Die Spieler wurden ungeduldig, und besonders der fettgepolsterte Gewinner mit der unappetitlich glänzenden Gesichtshaut war sichtlich ungehalten.

Dr. Neumark ließ den »Schlitten« mit den aus der unversehrten Umhüllung frisch entnommenen Karten von Spieler zu Spieler schieben.

Bei der ersten Partie unterlag er mit acht gegen neun. Sein Gegenüber zog vierhundert Mark Gewinn ein. Von den anderen Spielern gingen zweihundertfünfzig Mark an ihn. Sein Verlust verminderte sich auf hundertfünfzig Mark.

Zwei Spiele folgten ausgeglichen, bei einem dritten erzielte er einhundertzwanzig Mark Gewinn, beim vierten setzte sein Gegenüber den höchsten zulässigen Coup von tausend Mark und gewann. Dr. Neumark rechnete visuell. Sein Verlust war auf neunhundert Mark angestiegen.
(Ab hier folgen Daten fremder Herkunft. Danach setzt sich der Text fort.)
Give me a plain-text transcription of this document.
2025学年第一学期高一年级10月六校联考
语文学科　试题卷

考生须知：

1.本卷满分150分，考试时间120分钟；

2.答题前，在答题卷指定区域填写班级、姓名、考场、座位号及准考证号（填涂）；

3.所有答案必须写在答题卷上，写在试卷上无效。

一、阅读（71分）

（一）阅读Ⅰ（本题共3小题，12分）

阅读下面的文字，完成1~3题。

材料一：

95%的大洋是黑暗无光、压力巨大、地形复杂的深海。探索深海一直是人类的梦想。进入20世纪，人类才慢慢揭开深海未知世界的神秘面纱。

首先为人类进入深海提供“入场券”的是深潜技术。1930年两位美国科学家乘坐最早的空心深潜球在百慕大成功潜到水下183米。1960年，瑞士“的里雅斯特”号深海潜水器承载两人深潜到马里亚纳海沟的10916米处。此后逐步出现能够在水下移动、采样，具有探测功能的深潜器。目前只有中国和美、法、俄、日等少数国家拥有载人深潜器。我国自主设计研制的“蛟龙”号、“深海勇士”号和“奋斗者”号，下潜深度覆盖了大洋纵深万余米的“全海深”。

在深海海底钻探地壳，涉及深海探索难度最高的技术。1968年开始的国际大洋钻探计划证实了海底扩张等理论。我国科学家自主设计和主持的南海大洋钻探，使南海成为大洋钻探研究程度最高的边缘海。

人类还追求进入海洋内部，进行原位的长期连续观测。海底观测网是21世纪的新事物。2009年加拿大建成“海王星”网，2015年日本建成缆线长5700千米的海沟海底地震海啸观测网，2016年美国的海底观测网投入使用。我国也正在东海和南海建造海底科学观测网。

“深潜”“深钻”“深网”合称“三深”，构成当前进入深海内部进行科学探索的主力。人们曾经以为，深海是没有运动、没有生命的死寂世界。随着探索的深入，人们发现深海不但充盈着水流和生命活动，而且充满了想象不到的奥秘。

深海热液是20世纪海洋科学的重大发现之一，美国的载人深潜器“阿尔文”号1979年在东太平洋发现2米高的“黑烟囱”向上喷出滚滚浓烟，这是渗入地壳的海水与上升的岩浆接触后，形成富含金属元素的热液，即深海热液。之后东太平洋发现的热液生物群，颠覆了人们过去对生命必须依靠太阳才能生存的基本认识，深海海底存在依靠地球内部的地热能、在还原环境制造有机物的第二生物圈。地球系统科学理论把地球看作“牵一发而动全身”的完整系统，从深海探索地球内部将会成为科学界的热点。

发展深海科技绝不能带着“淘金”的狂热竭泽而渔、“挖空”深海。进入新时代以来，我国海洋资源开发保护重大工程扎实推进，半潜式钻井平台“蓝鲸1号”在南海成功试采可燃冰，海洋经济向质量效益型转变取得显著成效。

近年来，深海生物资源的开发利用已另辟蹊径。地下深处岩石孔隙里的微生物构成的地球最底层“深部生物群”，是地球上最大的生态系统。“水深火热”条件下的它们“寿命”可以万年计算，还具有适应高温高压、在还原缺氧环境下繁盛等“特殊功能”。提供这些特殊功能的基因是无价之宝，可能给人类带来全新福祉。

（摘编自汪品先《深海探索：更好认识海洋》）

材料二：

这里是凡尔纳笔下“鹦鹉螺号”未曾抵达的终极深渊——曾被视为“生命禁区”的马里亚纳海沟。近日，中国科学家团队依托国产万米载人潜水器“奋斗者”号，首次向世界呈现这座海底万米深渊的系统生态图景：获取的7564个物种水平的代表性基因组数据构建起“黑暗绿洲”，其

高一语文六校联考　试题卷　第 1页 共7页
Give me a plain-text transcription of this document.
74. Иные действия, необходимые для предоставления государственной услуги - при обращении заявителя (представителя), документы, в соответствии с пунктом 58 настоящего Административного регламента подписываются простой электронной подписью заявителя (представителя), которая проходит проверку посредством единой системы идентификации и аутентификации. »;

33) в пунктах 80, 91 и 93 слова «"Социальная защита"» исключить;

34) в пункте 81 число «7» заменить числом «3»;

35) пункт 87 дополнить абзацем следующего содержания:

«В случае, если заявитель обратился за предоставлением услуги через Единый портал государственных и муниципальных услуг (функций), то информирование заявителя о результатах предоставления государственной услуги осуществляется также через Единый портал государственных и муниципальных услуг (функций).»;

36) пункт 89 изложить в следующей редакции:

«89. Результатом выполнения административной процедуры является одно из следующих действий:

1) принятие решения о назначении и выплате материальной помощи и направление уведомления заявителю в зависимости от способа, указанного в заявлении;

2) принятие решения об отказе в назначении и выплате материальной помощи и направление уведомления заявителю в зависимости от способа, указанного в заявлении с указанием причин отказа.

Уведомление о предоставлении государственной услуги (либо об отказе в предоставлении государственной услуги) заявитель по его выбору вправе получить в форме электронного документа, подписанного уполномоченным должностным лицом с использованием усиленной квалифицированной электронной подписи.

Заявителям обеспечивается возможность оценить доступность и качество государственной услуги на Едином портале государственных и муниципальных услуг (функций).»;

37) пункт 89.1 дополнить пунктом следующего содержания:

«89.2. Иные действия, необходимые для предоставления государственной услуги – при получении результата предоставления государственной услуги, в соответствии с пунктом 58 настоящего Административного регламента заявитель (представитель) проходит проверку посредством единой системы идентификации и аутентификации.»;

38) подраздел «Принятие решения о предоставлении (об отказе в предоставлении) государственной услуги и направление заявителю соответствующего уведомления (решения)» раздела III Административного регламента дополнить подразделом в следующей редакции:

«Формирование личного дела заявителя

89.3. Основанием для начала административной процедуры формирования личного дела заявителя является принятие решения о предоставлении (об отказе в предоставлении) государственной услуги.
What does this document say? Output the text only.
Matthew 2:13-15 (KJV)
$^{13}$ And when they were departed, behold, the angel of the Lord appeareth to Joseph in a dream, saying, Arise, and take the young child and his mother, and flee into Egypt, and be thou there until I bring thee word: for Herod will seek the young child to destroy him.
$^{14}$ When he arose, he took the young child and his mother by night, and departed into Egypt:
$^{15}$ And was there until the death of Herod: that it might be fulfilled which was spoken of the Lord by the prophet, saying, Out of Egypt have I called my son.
Der Gewinner häufte lächelnd die grünen Jetons zu einer neuen Säule.

Claudia fühlte, dass sie gegen Neumark, gegen die Bank spielen musste, wenn sie gewinnen wollte. Sie tat es mit einem fast wollüstigen Gefühl. Nach wenigen Runden war ihr Anfangskapital um vierhundert Mark vermehrt.

Auf Neumarks Stirn glänzten kleine kalte Schweißperlen. Er kramte in all seinen Taschen und holte die letzten Jetons zu Hilfe.

Knapp zwanzig Minuten später, nachdem er sich gesetzt hatte, gab er die Bank mit einem Verlust von fast dreieinhalbtausend Mark ab.

Er stand etwas schwerfällig auf, kümmerte sich nicht um Claudia und ging zu dem Alkoven mit der eingebauten Bar. Er ließ sich einen doppelten Martell eingießen und betrachtete in einem Zustand langsam beginnender Euphorie das Etikett der Flasche, die jeden Abend vor Spielbeginn von Papadouklos eigenhändig mit Weinbrand einer nur ihm bekannten Marke aufgefüllt wurde.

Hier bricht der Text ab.